Perhaps the line that most identifies the otter as linked to water comes in the first stanza where it is described with ‘webbed feet and long ruddering tail’. The premodifying adjective ‘webbed’ and verb ‘ruddering’ clearly link the otter to a water environment. Webbed feet are useful on land and in water. ‘Ruddering’ is a strong and powerful verb that Hughes has made up himself. He has turned a noun into a verb and this makes it stand out and interesting to readers. The strong and repeated consonants ‘r’ and plosive‘d’ help create this strength. The verb is also part of the lexical field of boats and boating. Hughes is using adjectives to really give detail to the portrait he is creating.

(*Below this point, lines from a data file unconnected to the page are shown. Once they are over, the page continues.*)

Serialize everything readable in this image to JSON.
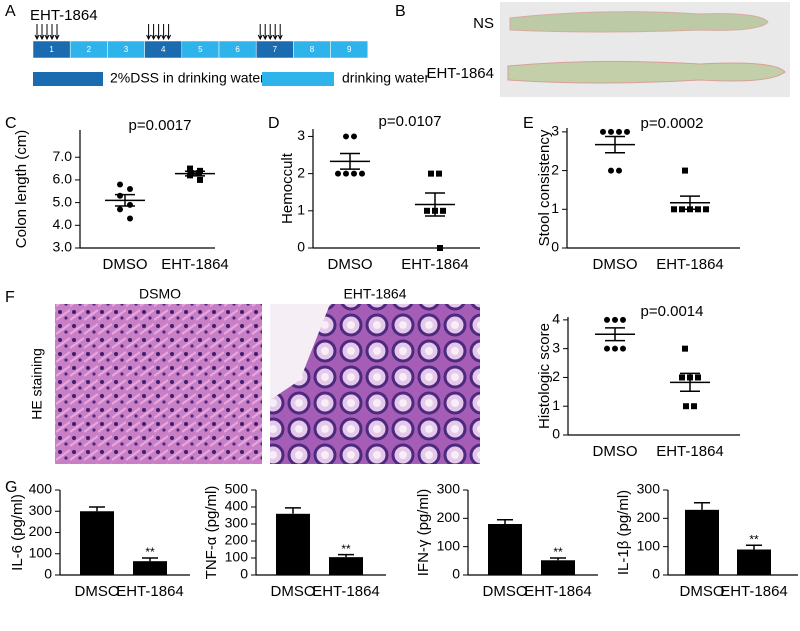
{
  "panels": [
    "A",
    "B",
    "C",
    "D",
    "E",
    "F",
    "G"
  ],
  "schedule": {
    "drug": "EHT-1864",
    "days": [
      "1",
      "2",
      "3",
      "4",
      "5",
      "6",
      "7",
      "8",
      "9"
    ],
    "dss": [
      true,
      false,
      false,
      true,
      false,
      false,
      true,
      false,
      false
    ],
    "dss_color": "#1a6bb0",
    "water_color": "#2eb3ea",
    "legend": [
      "2%DSS in drinking water",
      "drinking water"
    ]
  },
  "photo": {
    "labels": [
      "NS",
      "EHT-1864"
    ]
  },
  "staining": {
    "titles": [
      "DSMO",
      "EHT-1864"
    ],
    "label": "HE staining"
  },
  "chart_data": [
    {
      "type": "dotplot",
      "y_label": "Colon length (cm)",
      "annotation": "p=0.0017",
      "categories": [
        "DMSO",
        "EHT-1864"
      ],
      "markers": [
        "circle",
        "square"
      ],
      "points": [
        [
          5.8,
          5.6,
          5.3,
          4.9,
          4.7,
          4.3
        ],
        [
          6.5,
          6.4,
          6.3,
          6.3,
          6.2,
          6.0
        ]
      ],
      "mean": [
        5.1,
        6.28
      ],
      "sem": [
        0.25,
        0.1
      ],
      "ylim": [
        3,
        8.2
      ],
      "yticks": [
        {
          "value": 3,
          "label": "3.0"
        },
        {
          "value": 4,
          "label": "4.0"
        },
        {
          "value": 5,
          "label": "5.0"
        },
        {
          "value": 6,
          "label": "6.0"
        },
        {
          "value": 7,
          "label": "7.0"
        }
      ]
    },
    {
      "type": "dotplot",
      "y_label": "Hemoccult",
      "annotation": "p=0.0107",
      "categories": [
        "DMSO",
        "EHT-1864"
      ],
      "markers": [
        "circle",
        "square"
      ],
      "points": [
        [
          3,
          3,
          2,
          2,
          2,
          2
        ],
        [
          2,
          2,
          1,
          1,
          1,
          0
        ]
      ],
      "mean": [
        2.33,
        1.17
      ],
      "sem": [
        0.21,
        0.31
      ],
      "ylim": [
        0,
        3.2
      ],
      "yticks": [
        0,
        1,
        2,
        3
      ]
    },
    {
      "type": "dotplot",
      "y_label": "Stool consistency",
      "annotation": "p=0.0002",
      "categories": [
        "DMSO",
        "EHT-1864"
      ],
      "markers": [
        "circle",
        "square"
      ],
      "points": [
        [
          3,
          3,
          3,
          3,
          2,
          2
        ],
        [
          2,
          1,
          1,
          1,
          1,
          1
        ]
      ],
      "mean": [
        2.67,
        1.17
      ],
      "sem": [
        0.21,
        0.17
      ],
      "ylim": [
        0,
        3.1
      ],
      "yticks": [
        0,
        1,
        2,
        3
      ]
    },
    {
      "type": "dotplot",
      "y_label": "Histologic score",
      "annotation": "p=0.0014",
      "categories": [
        "DMSO",
        "EHT-1864"
      ],
      "markers": [
        "circle",
        "square"
      ],
      "points": [
        [
          4,
          4,
          4,
          3,
          3,
          3
        ],
        [
          3,
          2,
          2,
          2,
          1,
          1
        ]
      ],
      "mean": [
        3.5,
        1.83
      ],
      "sem": [
        0.22,
        0.31
      ],
      "ylim": [
        0,
        4.1
      ],
      "yticks": [
        0,
        1,
        2,
        3,
        4
      ]
    },
    {
      "type": "bar",
      "y_label": "IL-6 (pg/ml)",
      "categories": [
        "DMSO",
        "EHT-1864"
      ],
      "values": [
        300,
        65
      ],
      "errors": [
        20,
        15
      ],
      "sig_labels": [
        null,
        "**"
      ],
      "color": "#000000",
      "ylim": [
        0,
        400
      ],
      "yticks": [
        0,
        100,
        200,
        300,
        400
      ]
    },
    {
      "type": "bar",
      "y_label": "TNF-α (pg/ml)",
      "categories": [
        "DMSO",
        "EHT-1864"
      ],
      "values": [
        360,
        105
      ],
      "errors": [
        35,
        15
      ],
      "sig_labels": [
        null,
        "**"
      ],
      "color": "#000000",
      "ylim": [
        0,
        500
      ],
      "yticks": [
        0,
        100,
        200,
        300,
        400,
        500
      ]
    },
    {
      "type": "bar",
      "y_label": "IFN-γ (pg/ml)",
      "categories": [
        "DMSO",
        "EHT-1864"
      ],
      "values": [
        180,
        52
      ],
      "errors": [
        15,
        8
      ],
      "sig_labels": [
        null,
        "**"
      ],
      "color": "#000000",
      "ylim": [
        0,
        300
      ],
      "yticks": [
        0,
        100,
        200,
        300
      ]
    },
    {
      "type": "bar",
      "y_label": "IL-1β (pg/ml)",
      "categories": [
        "DMSO",
        "EHT-1864"
      ],
      "values": [
        230,
        90
      ],
      "errors": [
        25,
        15
      ],
      "sig_labels": [
        null,
        "**"
      ],
      "color": "#000000",
      "ylim": [
        0,
        300
      ],
      "yticks": [
        0,
        100,
        200,
        300
      ]
    }
  ]
}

The otter is also presented as a victim in relation to the world of humans. In the second stanza Hughes presents the otter surviving ‘hounds and vermin-poles’. This is probably a reference to game keeping. A game keeper is usually a man that manages areas of land for breeding deer or fowl for hunting. Dogs are used to hunt unwanted animals described here as ‘vermin’. The word ‘vermin’ is often associated with pests who are animals that carry disease. By using the word ‘vermin’, readers can associate the otter to the way society generally perceives them – as pests to be destroyed.

The otter also appears out of place in the human world. Although it can ‘gallop’ over fields which presents the otter as well adapted to living on land. It’s described as ‘Walloping up roads’, the verb ‘walloping’ suggests clumsiness and awkwardness on the flat tarmac of a road. The word also reminds us of the word ‘gallops’ used earlier in the poem. It rhymes with the latter word but this is juxtaposed here. The word is now a rather old fashioned word that means hit or strike. It has connotations of violence and therefore perhaps reflects the power and strength of the otter.

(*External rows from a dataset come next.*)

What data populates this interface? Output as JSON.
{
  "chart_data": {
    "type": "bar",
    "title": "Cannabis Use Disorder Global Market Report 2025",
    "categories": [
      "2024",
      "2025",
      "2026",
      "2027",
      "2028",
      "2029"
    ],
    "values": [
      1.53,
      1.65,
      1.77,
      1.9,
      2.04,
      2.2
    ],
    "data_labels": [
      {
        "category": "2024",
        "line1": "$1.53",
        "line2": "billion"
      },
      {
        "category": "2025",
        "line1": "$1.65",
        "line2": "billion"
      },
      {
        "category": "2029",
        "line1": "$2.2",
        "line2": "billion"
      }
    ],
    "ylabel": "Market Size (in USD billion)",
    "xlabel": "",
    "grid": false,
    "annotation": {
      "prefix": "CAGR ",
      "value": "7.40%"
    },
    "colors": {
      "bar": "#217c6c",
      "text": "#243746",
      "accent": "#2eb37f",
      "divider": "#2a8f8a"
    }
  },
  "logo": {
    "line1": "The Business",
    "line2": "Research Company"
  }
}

Physical strength is another way Hughes presents the otter. At the end of the poem Hughes describes the otter having a ‘Big trout muscle’ and a heart ‘beat thick’ the trout is a British fresh water fish able to withstand the problems of surviving an English winter. The penultimate image of the otter is of an animal that can
‘take stolen hold
On a bitch otter in a field full
Of nervous horses,’
The image here is of a ruthless, instinct driven creature. It’s an unattractive and aggressive picture full of life and strength and fertility. And it takes risks. What helps create this strong picture is the assonance of ‘stolen hold’, ‘otter’ and ‘horse'. This phonetic technique creates a strong harmony and this helps reinforce the image. Secondly the use of alliteration in ‘field full’ also helps generate a powerful picture of the otter.
However these vivid images of life are strongly contrasted with the final two line image of ‘reverts to nothing at all,/ To this long pelt over the back of a chair.’ This image presents the otter as dead and transformed into a thing used by humans. The word ‘pelt’ means the fur of the otter. The context has also changed from the wild outdoor setting to a domestic one. In this final image the otter is identified and reduced to its human value. This reminds us of the poem View of a Pig by Hughes. As in this poem Hughes contrasts the living pig full of movement and sound, reducing it to its constituent parts tallow and lard.
But even in this final image of death the otter remains hidden, strange and unknown.